Los Gobiernos europeos ya percibieron la primera sacudida hace cinco años, cuando fueron incapaces de bloquear el nombramiento de Jean-Claude Juncker, designado por el PPE como su candidato principal para la Comisión. Tras aquel susto, se comprometieran a fijar nuevas normas para la elección pero el proyecto cayó en el olvido una vez se puso en marcha la Comisión Juncker, la más política de la historia, según su presidente.
En 2019, el Parlamento ha vuelto a sorprender al Consejo, con una defensa clara de Manfred Weber y Frans Timmermans, los dos candidatos principales designados, respectivamente, por el PPE y por Socialistas & Demócratas (S&D). La apuesta favorece esta vez claramente a los socialistas. Pero con independencia de quien salga elegido, la reforma del sistema parece inevitable. Y como apuntaba Weber en una reciente entrevista con EL PAÍS “la UE no puede volver a tomar decisiones por la puerta de atrás”.
Tanto Merkel como Macron apuntaron este lunes en las ruedas de prensa posteriores a la cumbre que el modelo actual (basado en el Tratado de Lisboa) resulta poco operativo. Para la canciller alemana, coloca al Consejo ante una tarea hercúlea de buscar un candidato con respaldo mayoritario entre los Gobiernos pero que solo se puede elegir entre los designados por los partidos.
El tiempo de Merkel para plantear reformas, sin embargo, parece agotado. Su fecha de caducidad como canciller (2021, si agota el actual mandato) y sus evidentes dificultades para controlar al formidable aparato del PPE la invalidan como artífice de la solución futura.

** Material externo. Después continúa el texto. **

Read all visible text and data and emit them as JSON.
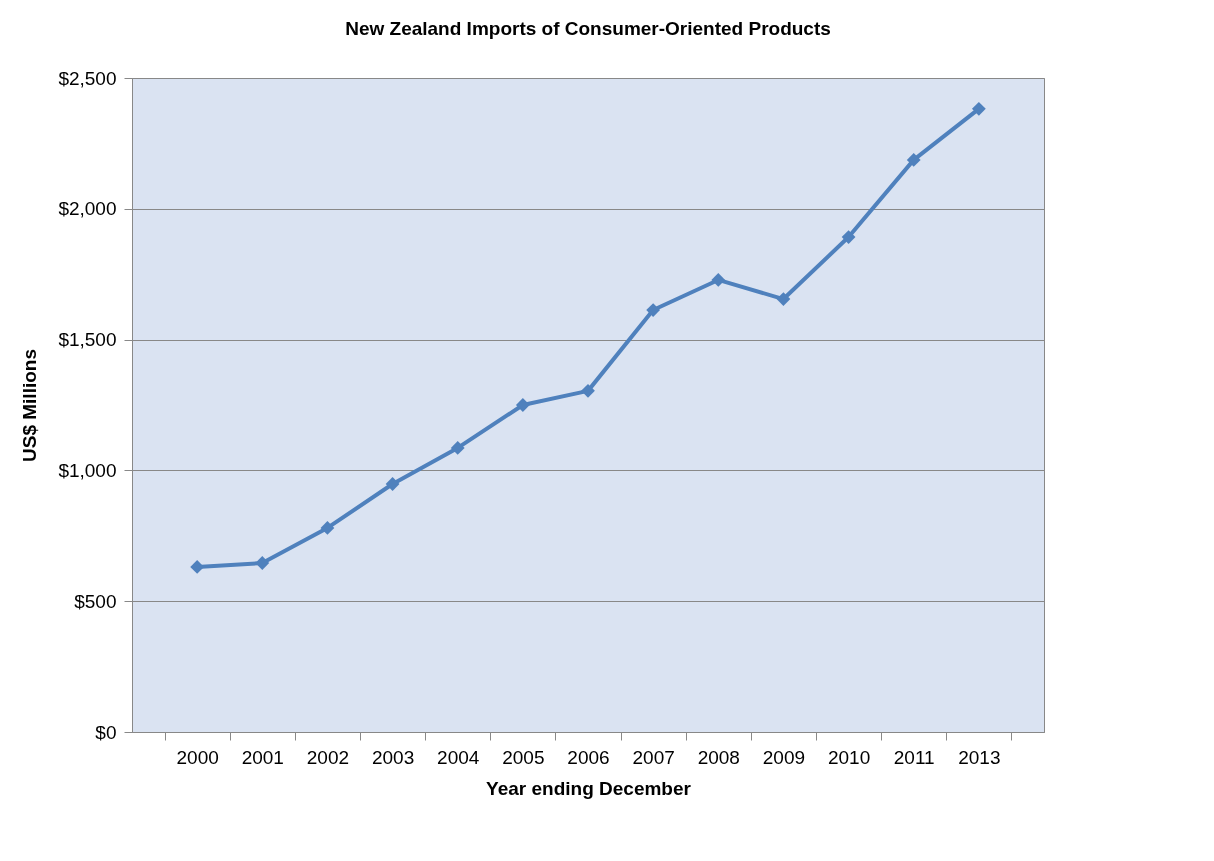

Macron, en cambio, sí parece dispuesto a asumir la responsabilidad de poner fin a unos mecanismos diplomáticos, basados en los contactos de las capitales, que no se corresponden con la realidad política de la UE del siglo XXI.
“Debemos cambiar nuestras reglas”, ha pedido el francés. “Mientras no reformemos el funcionamiento del método intergubernamental no seremos creíbles en la escena internacional ni ante nuestros ciudadanos”, advertía Macron tras la frustrante noche del 30 de junio.
Atrás empieza a quedar el Consejo como un viejo foro intergubernamental, dominado por diplomáticos encargados de tejer acuerdos sin fijarse demasiado en el color político de los posibles aliados o contrincantes. A la hora de alcanzar acuerdo, el peso de la historia, la geografía o la economía contaban mucho más que las siglas de la familia política de los respectivos gobiernos.
Atrás podrían quedar también las periódicas trifulcas diplomáticas por el reparto de cargos. Unas grandes y largas batallas (19 horas la del domingo) de aspecto épico vividas de cerca. Y francamente esperpénticas cuando se observan desde la distancia temporal o geográfica.